Xu Jiaqin, Huang Chen, Wu Zhenyu, Xu Huilin, Li Jiong, Chen Yuntao, Wang Ce, Zhu Jingjing, Qin Guoyou, Zheng Xueying, Yu Yongfu
Department of Biostatistics, School of Public Health, Fudan University, Shanghai, China.
Shanghai Minhang Center for Disease Control and Prevention, Shanghai, China.
Front Oncol. 2022 May 19;12:875489. doi: 10.3389/fonc.2022.875489. eCollection 2022.
This study aimed to characterize the clinical features of early-stage ovarian cancer (OC) survivors with second primary malignancies (SPMs) and provided a prediction tool for individualized risk of developing SPMs.
Data were obtained from the Surveillance, Epidemiology and End Results (SEER) database during 1998-2013. Considering non-SPM death as a competing event, the Fine and Gray model and the corresponding nomogram were used to identify the risk factors for SPMs and predict the SPM probabilities after the initial OC diagnosis. The decision curve analysis (DCA) was performed to evaluate the clinical utility of our proposed model.
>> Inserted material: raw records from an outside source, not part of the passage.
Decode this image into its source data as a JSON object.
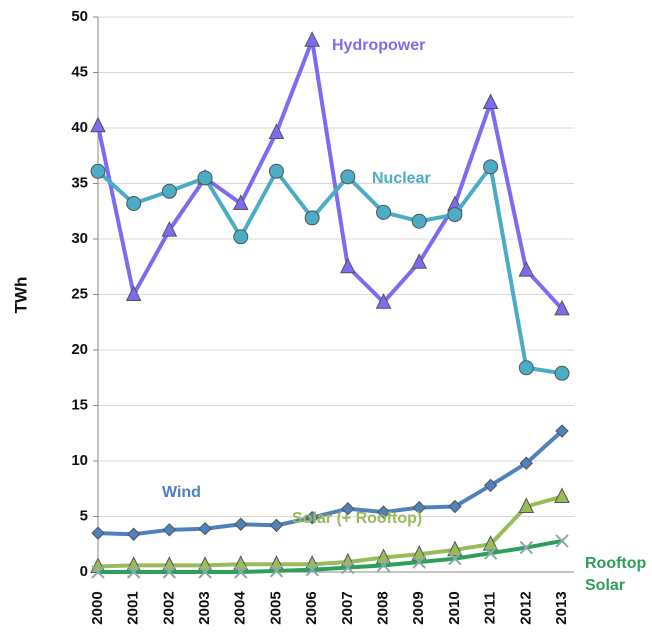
{
  "chart_data": {
    "type": "line",
    "y_label": "TWh",
    "categories": [
      "2000",
      "2001",
      "2002",
      "2003",
      "2004",
      "2005",
      "2006",
      "2007",
      "2008",
      "2009",
      "2010",
      "2011",
      "2012",
      "2013"
    ],
    "ylim": [
      0,
      50
    ],
    "yticks": [
      0,
      5,
      10,
      15,
      20,
      25,
      30,
      35,
      40,
      45,
      50
    ],
    "grid": true,
    "series": [
      {
        "name": "Hydropower",
        "color": "#7b6cf2",
        "marker": "triangle",
        "values": [
          40.2,
          25.0,
          30.8,
          35.5,
          33.2,
          39.6,
          47.9,
          27.5,
          24.3,
          27.9,
          33.1,
          42.3,
          27.2,
          23.7
        ]
      },
      {
        "name": "Nuclear",
        "color": "#4bacc6",
        "marker": "circle",
        "values": [
          36.1,
          33.2,
          34.3,
          35.5,
          30.2,
          36.1,
          31.9,
          35.6,
          32.4,
          31.6,
          32.2,
          36.5,
          18.4,
          17.9
        ]
      },
      {
        "name": "Wind",
        "color": "#4f81bd",
        "marker": "diamond",
        "values": [
          3.5,
          3.4,
          3.8,
          3.9,
          4.3,
          4.2,
          4.9,
          5.7,
          5.4,
          5.8,
          5.9,
          7.8,
          9.8,
          12.7
        ]
      },
      {
        "name": "Solar (+ Rooftop)",
        "color": "#9bbb59",
        "marker": "triangle",
        "values": [
          0.5,
          0.6,
          0.6,
          0.6,
          0.7,
          0.7,
          0.7,
          0.9,
          1.3,
          1.6,
          2.0,
          2.5,
          5.9,
          6.8
        ]
      },
      {
        "name": "Rooftop Solar",
        "color": "#2e9e5b",
        "marker": "x",
        "values": [
          0,
          0,
          0,
          0,
          0,
          0.1,
          0.2,
          0.4,
          0.6,
          0.9,
          1.2,
          1.7,
          2.2,
          2.8
        ]
      }
    ]
  }
}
A total of 14,314 qualified patients were enrolled. The diagnosis rate and the cumulative incidence of SPMs were 7.9% and 13.6% [95% confidence interval (CI) = 13.5% to 13.6%], respectively, during the median follow-up of 8.6 years. The multivariable competing risk analysis suggested that older age at initial cancer diagnosis, white race, epithelial histologic subtypes of OC (serous, endometrioid, mucinous, and Brenner tumor), number of lymph nodes examined (<12), and radiotherapy were significantly associated with an elevated SPM risk. The DCA revealed that the net benefit obtained by our proposed model was higher than the all-screening or no-screening scenarios within a wide range of risk thresholds (1% to 23%).
The competing risk nomogram can be potentially helpful for assisting physicians in identifying patients with different risks of SPMs and scheduling risk-adapted clinical management. More comprehensive data on treatment regimens and patient characteristics may help improve the predictability of the risk model for SPMs.
本研究旨在描述早期卵巢癌(OC)幸存者发生第二原发性恶性肿瘤(SPM)的临床特征,并提供一种预测个体发生SPM风险的工具。
数据来源于1998 - 2013年的监测、流行病学和最终结果(SEER)数据库。将非SPM死亡视为竞争事件,使用Fine和Gray模型及相应的列线图来识别SPM的危险因素,并预测初始OC诊断后的SPM概率。进行决策曲线分析(DCA)以评估我们提出的模型的临床实用性。
共纳入14314例合格患者。在中位随访8.6年期间,SPM的诊断率和累积发病率分别为7.9%和13.6%[95%置信区间(CI)= 13.5%至13.6%]。多变量竞争风险分析表明,初始癌症诊断时年龄较大、白人种族、OC的上皮组织学亚型(浆液性、子宫内膜样、黏液性和勃勒纳瘤)、检查的淋巴结数量(<12个)以及放疗与SPM风险升高显著相关。DCA显示,在广泛的风险阈值范围(1%至23%)内,我们提出的模型获得的净效益高于全筛查或不筛查的情况。
竞争风险列线图可能有助于协助医生识别具有不同SPM风险的患者,并安排风险适应性临床管理。关于治疗方案和患者特征的更全面数据可能有助于提高SPM风险模型的预测能力。